Orchestra Iowa’s Centennial Season Features Iowa Composers and World-Class Performers

Orchestra Iowa Masterworks II, ‘Homecoming’ with Conor Hanick, Piano

Saturday, November 19, 7:30 p.m., Paramount Theater; Sunday, November 20, 2 p.m., Coralville Center for the Performing Arts

Conor Hanick, who grew up in Iowa City, will perform with Orchestra Iowa in November. — Anneliese Varaldiev

A span of 100 years is clearly something for any arts organization to celebrate.

“It gives an illusion of permanence,” says Orchestra Iowa music director Timothy Hankewich. “But nowhere is it written that a community will have a symphony orchestra.”

In recent decades, many orchestras have retreated to the United States. The continued existence of Iowa Orchestra (known as the Cedar Rapids Symphony for much of its existence) deserves to be hailed as a remarkable achievement, the collective work of many people over the years.

Full disclosure: My father, Richard Williams, was the musical director from 1970 to 1981. There were previous directors: Joseph Kitchen (1923-1952) and Henry Denecke (1952-1970). Christian Tiemeyer (1981-2006) succeeded my father. Hankewich has been a director since 2006.

At first, Maestro Kitchen and the orchestra members were unpaid volunteers. It wasn’t until Denecke took over conducting that it became a professional orchestra. The Cedar Rapids Symphony gave its first concert on April 13, 1923, at Coe College’s Sinclair Auditorium and continued there for over 50 years. In 1975, the newly restored Paramount Theater became the orchestra’s permanent home.

The symphony began with a few concerts each year before Richard Williams arrived. In 1970, the orchestra’s board hired Williams to carry out its ambitious expansion plans. During Williams’ tenure as conductor, the orchestra expanded its season to a series of eight concert pairs on Friday and Saturday nights.

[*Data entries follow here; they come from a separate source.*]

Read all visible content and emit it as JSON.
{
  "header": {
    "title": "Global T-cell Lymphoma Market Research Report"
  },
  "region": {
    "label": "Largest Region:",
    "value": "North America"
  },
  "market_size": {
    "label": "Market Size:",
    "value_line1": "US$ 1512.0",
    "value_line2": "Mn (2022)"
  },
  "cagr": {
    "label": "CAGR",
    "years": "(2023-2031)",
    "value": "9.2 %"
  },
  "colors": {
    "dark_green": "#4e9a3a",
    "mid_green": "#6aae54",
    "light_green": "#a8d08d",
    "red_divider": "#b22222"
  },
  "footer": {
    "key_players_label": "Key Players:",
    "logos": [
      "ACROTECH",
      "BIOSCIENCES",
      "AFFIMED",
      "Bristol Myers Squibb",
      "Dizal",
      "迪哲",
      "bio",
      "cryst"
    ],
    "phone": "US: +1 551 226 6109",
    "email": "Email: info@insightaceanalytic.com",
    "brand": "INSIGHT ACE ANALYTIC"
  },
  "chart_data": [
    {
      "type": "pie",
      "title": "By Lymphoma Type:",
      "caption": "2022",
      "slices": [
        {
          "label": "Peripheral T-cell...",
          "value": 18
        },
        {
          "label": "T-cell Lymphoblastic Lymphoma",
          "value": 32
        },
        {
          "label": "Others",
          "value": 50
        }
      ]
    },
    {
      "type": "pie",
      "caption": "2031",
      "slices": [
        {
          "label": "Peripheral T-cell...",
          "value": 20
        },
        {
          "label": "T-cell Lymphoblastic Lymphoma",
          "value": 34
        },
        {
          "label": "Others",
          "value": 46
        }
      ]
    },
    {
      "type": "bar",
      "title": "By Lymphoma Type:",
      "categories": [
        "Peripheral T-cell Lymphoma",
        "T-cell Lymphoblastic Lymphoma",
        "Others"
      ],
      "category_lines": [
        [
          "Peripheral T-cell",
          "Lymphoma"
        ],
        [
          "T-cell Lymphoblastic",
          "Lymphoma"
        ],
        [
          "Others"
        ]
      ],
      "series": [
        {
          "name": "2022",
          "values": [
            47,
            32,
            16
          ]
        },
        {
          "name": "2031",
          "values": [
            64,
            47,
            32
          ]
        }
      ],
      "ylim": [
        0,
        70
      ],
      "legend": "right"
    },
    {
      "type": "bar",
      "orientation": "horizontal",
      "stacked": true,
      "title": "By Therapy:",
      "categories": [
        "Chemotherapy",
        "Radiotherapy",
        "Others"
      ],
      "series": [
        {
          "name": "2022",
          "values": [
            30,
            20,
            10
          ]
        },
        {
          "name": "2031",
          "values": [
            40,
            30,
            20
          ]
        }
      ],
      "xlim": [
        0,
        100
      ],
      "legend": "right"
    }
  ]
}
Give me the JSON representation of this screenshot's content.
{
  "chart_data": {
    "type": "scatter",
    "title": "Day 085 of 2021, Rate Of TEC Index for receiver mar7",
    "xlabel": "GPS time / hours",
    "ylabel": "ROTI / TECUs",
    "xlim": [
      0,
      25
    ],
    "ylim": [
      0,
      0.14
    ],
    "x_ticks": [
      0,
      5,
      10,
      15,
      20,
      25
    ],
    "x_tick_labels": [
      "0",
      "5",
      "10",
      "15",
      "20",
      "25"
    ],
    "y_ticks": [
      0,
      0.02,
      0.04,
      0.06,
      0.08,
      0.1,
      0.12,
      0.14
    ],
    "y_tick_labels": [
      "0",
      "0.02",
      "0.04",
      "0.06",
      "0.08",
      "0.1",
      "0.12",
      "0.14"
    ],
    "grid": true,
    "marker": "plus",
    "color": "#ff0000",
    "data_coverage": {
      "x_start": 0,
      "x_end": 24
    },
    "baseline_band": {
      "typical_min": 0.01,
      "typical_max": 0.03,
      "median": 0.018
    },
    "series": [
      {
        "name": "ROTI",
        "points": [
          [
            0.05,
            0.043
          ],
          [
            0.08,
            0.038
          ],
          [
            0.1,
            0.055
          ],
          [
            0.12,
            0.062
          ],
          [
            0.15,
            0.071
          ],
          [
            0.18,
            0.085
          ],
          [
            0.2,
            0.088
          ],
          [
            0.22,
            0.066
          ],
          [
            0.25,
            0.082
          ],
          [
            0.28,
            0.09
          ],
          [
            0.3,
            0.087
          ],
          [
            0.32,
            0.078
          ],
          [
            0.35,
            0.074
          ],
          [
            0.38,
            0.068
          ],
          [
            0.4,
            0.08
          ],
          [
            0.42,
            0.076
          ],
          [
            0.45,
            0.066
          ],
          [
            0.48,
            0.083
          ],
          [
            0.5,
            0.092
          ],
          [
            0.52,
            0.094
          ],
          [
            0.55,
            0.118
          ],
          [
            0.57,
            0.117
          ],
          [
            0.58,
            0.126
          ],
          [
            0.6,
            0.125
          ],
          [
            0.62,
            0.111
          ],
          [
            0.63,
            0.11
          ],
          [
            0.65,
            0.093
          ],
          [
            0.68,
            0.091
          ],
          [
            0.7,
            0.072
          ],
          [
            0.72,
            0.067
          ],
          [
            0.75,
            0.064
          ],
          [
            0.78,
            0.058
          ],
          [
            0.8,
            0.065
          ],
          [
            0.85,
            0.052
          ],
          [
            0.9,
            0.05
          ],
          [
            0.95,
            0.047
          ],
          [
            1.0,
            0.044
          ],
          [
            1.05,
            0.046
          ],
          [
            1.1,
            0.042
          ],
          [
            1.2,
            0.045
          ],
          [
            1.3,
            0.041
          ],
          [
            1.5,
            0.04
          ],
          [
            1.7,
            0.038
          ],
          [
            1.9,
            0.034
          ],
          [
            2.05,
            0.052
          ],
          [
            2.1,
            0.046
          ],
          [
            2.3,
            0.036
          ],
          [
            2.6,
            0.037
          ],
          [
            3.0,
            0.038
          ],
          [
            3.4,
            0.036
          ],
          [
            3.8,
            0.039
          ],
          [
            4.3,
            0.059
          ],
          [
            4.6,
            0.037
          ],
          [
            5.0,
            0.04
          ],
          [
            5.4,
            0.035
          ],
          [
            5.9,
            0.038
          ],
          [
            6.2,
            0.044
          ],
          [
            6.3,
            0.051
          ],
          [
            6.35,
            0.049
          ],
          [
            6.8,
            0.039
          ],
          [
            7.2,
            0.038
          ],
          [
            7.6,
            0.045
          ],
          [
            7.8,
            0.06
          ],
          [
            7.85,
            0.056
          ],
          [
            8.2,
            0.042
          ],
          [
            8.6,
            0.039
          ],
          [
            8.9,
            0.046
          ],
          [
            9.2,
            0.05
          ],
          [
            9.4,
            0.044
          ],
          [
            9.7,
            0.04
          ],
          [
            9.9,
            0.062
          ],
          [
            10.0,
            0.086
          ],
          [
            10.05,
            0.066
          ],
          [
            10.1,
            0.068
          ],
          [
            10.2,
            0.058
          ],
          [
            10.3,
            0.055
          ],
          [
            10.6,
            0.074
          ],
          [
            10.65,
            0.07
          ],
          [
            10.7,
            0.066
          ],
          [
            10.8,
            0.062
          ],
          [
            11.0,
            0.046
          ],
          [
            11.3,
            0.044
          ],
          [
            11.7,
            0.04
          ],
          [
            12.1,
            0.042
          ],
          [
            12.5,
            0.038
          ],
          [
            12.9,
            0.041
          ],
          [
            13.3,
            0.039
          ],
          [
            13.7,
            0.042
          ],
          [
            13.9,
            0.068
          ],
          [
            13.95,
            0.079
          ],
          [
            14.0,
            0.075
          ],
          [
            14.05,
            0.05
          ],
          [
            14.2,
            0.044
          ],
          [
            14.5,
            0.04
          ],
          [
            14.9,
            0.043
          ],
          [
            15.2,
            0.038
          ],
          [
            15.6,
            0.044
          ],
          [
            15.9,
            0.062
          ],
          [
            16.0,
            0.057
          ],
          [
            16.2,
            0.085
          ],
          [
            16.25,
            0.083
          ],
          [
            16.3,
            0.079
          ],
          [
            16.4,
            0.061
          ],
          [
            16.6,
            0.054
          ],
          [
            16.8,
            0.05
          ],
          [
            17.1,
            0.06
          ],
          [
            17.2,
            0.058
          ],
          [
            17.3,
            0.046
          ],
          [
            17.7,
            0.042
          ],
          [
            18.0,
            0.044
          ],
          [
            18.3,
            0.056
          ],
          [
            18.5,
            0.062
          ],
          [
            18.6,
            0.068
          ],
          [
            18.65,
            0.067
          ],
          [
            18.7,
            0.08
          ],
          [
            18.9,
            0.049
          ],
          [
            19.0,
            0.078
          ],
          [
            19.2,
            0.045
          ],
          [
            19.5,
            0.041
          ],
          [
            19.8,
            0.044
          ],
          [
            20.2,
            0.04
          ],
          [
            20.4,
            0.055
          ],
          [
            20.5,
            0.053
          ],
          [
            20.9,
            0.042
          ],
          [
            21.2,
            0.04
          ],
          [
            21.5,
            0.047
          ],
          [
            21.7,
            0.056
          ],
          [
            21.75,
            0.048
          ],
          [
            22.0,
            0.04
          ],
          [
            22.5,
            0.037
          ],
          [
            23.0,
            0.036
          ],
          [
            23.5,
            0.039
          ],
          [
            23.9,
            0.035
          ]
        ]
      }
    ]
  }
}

“The community decided to go down a professional path,” Hankewich said of the transition. It changed the nature of the orchestra as a business. “It becomes a mathematical problem to solve because the tickets that members of the public will buy may only cover 20 to 30% of the actual expenses.”

The Paramount’s sale to the city and its subsequent restoration were funded largely by donations from businessman and philanthropist Peter Bezanson. But things have changed since the 1970s. Financial support for Orchestra Iowa, the name the organization adopted following the 2008 floods, has become more diffuse.

“Moving from a donor base of a few high profile patrons and benefactors to a much broader support system of our audience and supporters has probably been the biggest shift in our financial planning since my time in office,” said Hankewich.

The centennial season, which kicks off Sept. 17 with Brucemorchestra, features three world premieres from composers with Iowa ties: UNI professor Nancy Hill Cobb, Dubuque native Michael Gilbertson, and Coe College’s Jerry Owen. The anniversary season will also feature pianist Conor Hanick, who grew up in Iowa City. Hanick’s first performance with the symphony came following the Cedar Rapids flood of 2008.

“He was a terrific pianist then,” Hankewich said, “but to see him continue and perform with the New York Philharmonic… and perform with great artists like Pierre Boulez – it’s good to see how investment that a community has made in its local talent has paid off and celebrate their accomplishments by bringing them back.

Classical music audiences have been largely white over the years, but Orchestra Iowa is trying to change that.

“Our audience saw standouts of color far more often than before,” Hankewich said. “We introduced new music from composers of color as well as a lot more diversity and gender representation in the music we play.”

After enduring and thriving for a century, Orchestra Iowa’s future seems assured.

“I’m very grateful and very honored and very thrilled that our orchestra has not only survived 100 years,” Hankewich said, “but we also live in a community that loves its orchestra.”